Wandern, herbschde un Niss sammle

beim Herschde
Letzten Sonntag war, wie auch in den darauf folgenden Tagen, allerschönstes Wanderwetter. Die Plätze für Wohnmobile sind rappelvoll und viele Gäste sind im Kurstädtchen und in der Südpfalz unterwegs.
Mich zog es letzten Sonntag raus.
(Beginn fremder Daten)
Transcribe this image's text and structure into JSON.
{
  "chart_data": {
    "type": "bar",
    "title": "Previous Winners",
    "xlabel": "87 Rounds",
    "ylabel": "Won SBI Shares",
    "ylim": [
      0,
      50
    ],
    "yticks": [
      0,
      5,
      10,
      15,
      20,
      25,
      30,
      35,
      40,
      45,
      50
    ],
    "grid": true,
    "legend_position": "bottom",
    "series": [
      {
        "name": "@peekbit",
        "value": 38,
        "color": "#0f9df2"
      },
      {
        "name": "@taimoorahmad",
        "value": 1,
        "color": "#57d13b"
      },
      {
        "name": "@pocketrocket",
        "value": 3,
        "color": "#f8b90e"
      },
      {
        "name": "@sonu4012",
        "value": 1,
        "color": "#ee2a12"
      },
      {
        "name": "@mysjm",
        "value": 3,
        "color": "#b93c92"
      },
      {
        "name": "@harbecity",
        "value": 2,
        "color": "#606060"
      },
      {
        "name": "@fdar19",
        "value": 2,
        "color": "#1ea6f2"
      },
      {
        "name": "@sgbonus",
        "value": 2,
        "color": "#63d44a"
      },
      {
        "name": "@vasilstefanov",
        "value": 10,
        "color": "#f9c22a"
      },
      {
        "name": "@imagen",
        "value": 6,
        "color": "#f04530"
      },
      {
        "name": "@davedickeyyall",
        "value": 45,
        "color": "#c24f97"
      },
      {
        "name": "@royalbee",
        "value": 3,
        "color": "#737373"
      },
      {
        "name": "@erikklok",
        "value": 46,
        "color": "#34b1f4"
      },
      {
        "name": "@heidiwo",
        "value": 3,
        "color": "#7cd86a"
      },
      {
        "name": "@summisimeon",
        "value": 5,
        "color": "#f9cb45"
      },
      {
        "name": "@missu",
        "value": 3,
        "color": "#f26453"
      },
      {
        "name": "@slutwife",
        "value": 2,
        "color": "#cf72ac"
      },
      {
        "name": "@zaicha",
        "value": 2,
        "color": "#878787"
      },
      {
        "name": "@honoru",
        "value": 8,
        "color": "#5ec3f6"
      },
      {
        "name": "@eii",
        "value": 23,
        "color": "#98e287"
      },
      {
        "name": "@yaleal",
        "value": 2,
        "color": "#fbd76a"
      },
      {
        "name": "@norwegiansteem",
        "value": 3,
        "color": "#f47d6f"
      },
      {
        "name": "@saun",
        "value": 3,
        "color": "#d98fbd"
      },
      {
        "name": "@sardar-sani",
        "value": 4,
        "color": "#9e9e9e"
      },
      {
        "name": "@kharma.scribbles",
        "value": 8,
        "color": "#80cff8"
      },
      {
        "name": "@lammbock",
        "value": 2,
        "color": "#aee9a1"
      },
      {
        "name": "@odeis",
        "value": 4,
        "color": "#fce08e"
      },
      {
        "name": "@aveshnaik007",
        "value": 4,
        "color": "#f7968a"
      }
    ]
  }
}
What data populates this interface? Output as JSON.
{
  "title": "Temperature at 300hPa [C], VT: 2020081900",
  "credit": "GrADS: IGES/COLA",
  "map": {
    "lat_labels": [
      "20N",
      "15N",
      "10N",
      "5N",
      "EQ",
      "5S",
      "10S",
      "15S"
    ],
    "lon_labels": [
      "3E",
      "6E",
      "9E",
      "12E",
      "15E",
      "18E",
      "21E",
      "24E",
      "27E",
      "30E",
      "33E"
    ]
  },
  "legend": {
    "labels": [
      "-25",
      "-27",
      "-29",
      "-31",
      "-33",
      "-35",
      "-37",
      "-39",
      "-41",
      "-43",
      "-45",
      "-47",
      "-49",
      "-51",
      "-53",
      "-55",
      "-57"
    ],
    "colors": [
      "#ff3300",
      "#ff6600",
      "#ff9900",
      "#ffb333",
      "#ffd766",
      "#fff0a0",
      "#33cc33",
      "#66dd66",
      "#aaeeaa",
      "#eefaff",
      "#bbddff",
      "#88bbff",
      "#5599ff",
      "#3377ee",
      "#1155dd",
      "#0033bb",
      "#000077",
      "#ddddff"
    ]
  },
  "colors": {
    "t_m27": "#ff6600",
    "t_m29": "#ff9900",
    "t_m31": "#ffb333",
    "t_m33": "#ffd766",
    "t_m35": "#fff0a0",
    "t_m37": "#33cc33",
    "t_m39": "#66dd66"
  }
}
Die Sonne schien herrlich vom blauen Himmel, der Herbstwind wehte und beides zusammen ist unerlässlich um all die Walnüsse von den Bäumen fallen zu lassen. Man sollte nur keine an den Kopf kriegen... die knallen so heftig auf die Wege, dass sie in offenen Hälften am Boden liegen. Ich sammelte auch welche.
Walnüsse einsammeln
Bei dem schönen Licht machte ich einen großen Bogen durch die Weinberge über den Weinsteig zurück nach Bad Bergzabern. Unterwegs traf ich Bekannte bei der Weinlese. Es wird also doch noch von Hand gelesen - jedenfalls dort, wo der Vollernster nicht hinkommt, also wegen seiner Größe nicht durchkommt.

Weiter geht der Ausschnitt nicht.